You’ve got to hand it to Björk. Even when she is involved in schemes with more of a whiff of “cash-cow” about them than others, she is still savvy enough to give it an idiosyncratic twist that will let you forgive her instantly. It also helps that often the results aren’t too bad either. "Debut’s" remix EP, "The Best Mixes From The Album “Debut” For People Who Don’t Buy White Labels", was given limited fanfare and a paper sleeve and her later ‘Greatest Hits’ package received two incarnations (a single CD compiled by fans via web vote and a thirty-five track set spanning twenty five years). The most successful of these cash-ins would prove to be this, the remix EP for "Post", involving an eclectic bunch of collaborators and music mates, providing Björk with her most experimental release to date. If you thought Post was diverse, be prepared for something incredibly different altogether …

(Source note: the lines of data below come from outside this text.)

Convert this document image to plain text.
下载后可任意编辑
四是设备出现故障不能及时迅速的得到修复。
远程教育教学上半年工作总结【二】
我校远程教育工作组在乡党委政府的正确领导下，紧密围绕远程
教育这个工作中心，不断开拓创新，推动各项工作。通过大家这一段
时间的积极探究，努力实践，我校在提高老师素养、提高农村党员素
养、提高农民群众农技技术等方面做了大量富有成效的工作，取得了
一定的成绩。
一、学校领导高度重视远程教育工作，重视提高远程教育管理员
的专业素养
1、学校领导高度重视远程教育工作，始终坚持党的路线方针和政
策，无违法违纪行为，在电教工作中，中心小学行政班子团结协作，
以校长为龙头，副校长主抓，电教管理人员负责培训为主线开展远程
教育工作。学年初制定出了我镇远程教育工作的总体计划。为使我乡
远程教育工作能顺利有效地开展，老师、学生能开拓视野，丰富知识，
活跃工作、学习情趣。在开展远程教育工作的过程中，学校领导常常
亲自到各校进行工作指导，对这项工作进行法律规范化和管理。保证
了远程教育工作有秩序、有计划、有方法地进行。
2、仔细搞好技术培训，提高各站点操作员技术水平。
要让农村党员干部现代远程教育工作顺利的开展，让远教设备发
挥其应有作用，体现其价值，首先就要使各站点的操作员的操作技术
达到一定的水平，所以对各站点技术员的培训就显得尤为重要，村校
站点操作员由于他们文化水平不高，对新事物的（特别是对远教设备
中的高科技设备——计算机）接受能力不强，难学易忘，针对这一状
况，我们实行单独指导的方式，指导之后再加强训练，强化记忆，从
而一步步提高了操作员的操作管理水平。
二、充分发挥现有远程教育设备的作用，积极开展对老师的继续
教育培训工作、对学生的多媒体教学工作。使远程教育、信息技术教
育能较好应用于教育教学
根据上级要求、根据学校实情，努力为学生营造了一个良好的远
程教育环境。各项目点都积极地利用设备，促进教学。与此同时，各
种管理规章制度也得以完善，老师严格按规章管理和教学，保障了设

Of course, remix EPs defy concepts and thematic allusions that most people would write about concerning albums, so much must be said about Björk’s choice of music aficionados that pepper the album in all varying genres and sounds. In the classical corner we have the Brodsky Quartet, who give “Hyperballad” a riveting workout, and trusted collaborator Eumir Deodato, who gives us a luscious live lounge performance of “Isobel” and the epic swoon of “You’ve Been Flirting Again” in his and Björk’s own re-workings respectively. In the avant-dance arena, we have Mark Bell’s spaced out version of “Possibly Maybe” and Graham Massey’s techno-stomp through “Army Of Me”, and for the urban market we have Dobie and Rodney P giving “I Miss You” a laidback hip-hop dub, as well as Dillinja sending the bats in “Cover Me” into a junglist frenzy. The rest of the soundscapes involve industrial techno (Outcast’s brutal “Enjoy” remix), menacing minimalism (Mika Vainio’s sparse “Headphones”) and some exhaust pipes (“My Spine”, a B side performed alongside percussionist Evelyn Glennie), all to varying effect.
As stated earlier, if "Post" summoned up an image of Björk trying to corner every market with each song, "Telegram" would be its extreme niche-plumbing equivalent. What makes "Telegram" an enchanting listen is that all of "Post’s" musical elements are present and correct, but they are blown out to such an extreme as to turn the songs into different beasts entirely, all the while without sacrificing the original source material. So “Enjoy” turns into an electrified mosh pit, Outcast’s Richard Brown and Beaumont Hannant providing a sublime example of the dark pleasures Björk’s lyrics sing of on the album (here she is reduced to little more than a squeal). “You’ve Been Flirting Again” transforms from a cautionary lament into an obsessive mood piece thanks to Björk’s own production and “Hyperballad” climbs further up the mountain with little more than a cello, two violins and a viola. And whilst some pieces pay dividends, others aren’t nearly as satisfying.
“My Spine’s” inclusion is a curious one, for example, not because of its being a B side but more to do with its being a lot more winsome and slight than the meatier material on offer. Graham Massey reworks “Army Of Me” into a dull march with not much else going for it and Dobie’s “I Miss You”, though well put together, rather misses the point, Björk’s maniacal delivery replaced by a laconic, less-interesting wail and a rap. Much better are Dillinja’s jungle excursion, using the bats from “Cover Me’s” original demo, and Vainio’s nightmarish rework of “Headphones”, the latter probably best listened safe at home. As remix albums go, it’s a notch above the rest, and at least Björk has enlisted people who seem to have a better grasp of what a remix can be, but it’s better to approach this Telegram with caution before you open it.